Mormons tend to have large families, due to their beliefs. They strive for a clean, family-oriented lifestyle and participate in family councils, family and individual prayer, hard work, and wholesome recreational activities. Mormons worship on Sunday in Christian societies, but may meet on Friday in Moslem countries, and Saturday in Israel. They believe in keeping the Sabbath day holy and avoid shopping, recreating, or working on the Sabbath day.

Sunday meetings usually last for three hours, divided into three types of meetings. "Sacrament meeting" consists of taking the sacrament in remembrance of the Savior. Sermons are given mostly by lay members requested to speak before the congregation. The first Sunday of each month is usually "fast and testimony meeting," wherein the saints (who fast for two meals and donate "fast offerings" to the poor) spontaneously bear testimony to the truthfulness of the gospel and reality of God the Father and Jesus Christ.

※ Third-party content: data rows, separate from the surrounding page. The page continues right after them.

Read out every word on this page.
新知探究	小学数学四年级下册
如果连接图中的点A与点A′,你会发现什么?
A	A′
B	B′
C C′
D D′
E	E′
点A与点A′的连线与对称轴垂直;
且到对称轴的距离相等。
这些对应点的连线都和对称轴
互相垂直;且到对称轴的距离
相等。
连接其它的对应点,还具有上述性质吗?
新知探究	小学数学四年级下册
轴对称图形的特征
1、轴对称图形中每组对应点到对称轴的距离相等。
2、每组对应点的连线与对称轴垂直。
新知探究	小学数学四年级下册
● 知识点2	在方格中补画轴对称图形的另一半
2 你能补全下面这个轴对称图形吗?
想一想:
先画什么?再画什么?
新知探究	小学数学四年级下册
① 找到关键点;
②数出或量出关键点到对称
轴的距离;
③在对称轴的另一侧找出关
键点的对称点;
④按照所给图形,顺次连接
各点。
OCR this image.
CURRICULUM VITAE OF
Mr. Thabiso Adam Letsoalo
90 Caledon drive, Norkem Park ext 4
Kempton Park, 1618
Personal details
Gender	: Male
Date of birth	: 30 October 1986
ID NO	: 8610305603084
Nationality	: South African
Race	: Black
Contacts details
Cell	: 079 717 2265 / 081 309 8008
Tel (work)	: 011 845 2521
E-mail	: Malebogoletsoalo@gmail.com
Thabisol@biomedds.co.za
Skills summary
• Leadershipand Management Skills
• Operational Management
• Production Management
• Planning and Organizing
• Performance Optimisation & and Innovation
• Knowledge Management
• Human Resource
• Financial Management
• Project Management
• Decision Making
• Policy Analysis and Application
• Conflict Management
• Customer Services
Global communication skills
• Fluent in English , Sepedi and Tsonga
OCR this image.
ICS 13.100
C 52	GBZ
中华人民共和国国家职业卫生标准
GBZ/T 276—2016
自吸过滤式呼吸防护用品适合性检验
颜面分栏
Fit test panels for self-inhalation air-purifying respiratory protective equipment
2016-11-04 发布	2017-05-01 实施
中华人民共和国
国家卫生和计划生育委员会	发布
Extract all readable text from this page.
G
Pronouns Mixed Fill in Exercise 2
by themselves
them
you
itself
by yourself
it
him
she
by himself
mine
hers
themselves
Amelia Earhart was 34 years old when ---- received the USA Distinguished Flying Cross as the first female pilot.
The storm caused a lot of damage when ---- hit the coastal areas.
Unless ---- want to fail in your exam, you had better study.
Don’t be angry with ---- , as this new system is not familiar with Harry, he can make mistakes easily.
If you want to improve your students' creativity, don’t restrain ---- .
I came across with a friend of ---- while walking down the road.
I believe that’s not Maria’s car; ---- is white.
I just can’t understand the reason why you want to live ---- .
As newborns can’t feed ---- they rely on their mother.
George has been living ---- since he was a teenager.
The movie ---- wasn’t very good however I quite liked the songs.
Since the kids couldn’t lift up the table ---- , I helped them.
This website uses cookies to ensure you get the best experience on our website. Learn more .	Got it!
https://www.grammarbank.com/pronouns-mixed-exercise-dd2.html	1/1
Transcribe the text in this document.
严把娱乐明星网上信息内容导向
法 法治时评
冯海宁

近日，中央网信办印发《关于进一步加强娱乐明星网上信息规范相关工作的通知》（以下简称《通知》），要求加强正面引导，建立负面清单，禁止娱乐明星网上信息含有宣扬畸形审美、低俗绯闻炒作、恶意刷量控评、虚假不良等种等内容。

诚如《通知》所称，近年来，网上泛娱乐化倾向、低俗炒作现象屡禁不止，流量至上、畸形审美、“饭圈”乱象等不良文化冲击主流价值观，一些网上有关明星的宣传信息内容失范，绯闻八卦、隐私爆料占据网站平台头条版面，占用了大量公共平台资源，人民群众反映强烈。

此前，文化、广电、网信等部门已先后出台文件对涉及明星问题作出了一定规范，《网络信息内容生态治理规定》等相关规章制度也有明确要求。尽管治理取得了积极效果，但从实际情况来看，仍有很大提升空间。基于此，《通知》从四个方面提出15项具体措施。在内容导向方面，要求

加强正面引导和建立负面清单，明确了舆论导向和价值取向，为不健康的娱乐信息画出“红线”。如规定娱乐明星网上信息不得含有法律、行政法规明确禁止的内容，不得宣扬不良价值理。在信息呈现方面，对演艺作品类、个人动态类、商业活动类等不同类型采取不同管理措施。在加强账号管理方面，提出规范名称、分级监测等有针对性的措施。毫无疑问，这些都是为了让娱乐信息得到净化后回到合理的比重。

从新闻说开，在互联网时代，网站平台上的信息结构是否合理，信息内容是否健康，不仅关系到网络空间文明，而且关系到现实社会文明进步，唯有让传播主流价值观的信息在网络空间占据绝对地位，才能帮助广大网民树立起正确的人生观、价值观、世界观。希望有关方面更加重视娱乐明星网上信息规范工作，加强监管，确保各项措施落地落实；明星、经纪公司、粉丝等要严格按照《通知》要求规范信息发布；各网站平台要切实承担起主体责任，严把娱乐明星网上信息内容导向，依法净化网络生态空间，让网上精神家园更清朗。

Members of The Church of Jesus Christ of Latter-day Saints address each other as "brother" or "sister" and then usually append the last name (such as Brother Smith, or Sister Young). Additionally, those that hold specific leadership positions may be addressed by their title and then their last name (such as President Hinckley). Some frequently-used titles are as follows:

  • Bishop - The bishop of a ward, but not his counselors, is addressed by the title of "bishop". Generally, only the title is used—because bishops are confined to a small geographical location—the last name being used only to disambiguate.
  • Elder - While most adult male Church members hold the office of Elder in the Melchizedek Priesthood, in general only elders serving as full-time missionaries, members of the Quorums of the Seventy, or members of the Quorum of the Twelve Apostles are addressed with this title.
  • Patriarch - A Patriarch is generally an older priesthood holder charged with providing blessings for individual members of the stake.
  • President - In a ward, the Relief Society President and the Elder's Quorum President are referred to as "President So-and-So." Occasionally, other presidents within the ward, such as the Deacons Quorum President, may be referred to with this title. In addition to the above presidencies, in a branch, the branch president and his counselors are referred to as "President So-and-So." All members of a stake presidency, a temple presidency, a mission presidency, the Presidency of the Seventy, and the First Presidency are referred to as "president."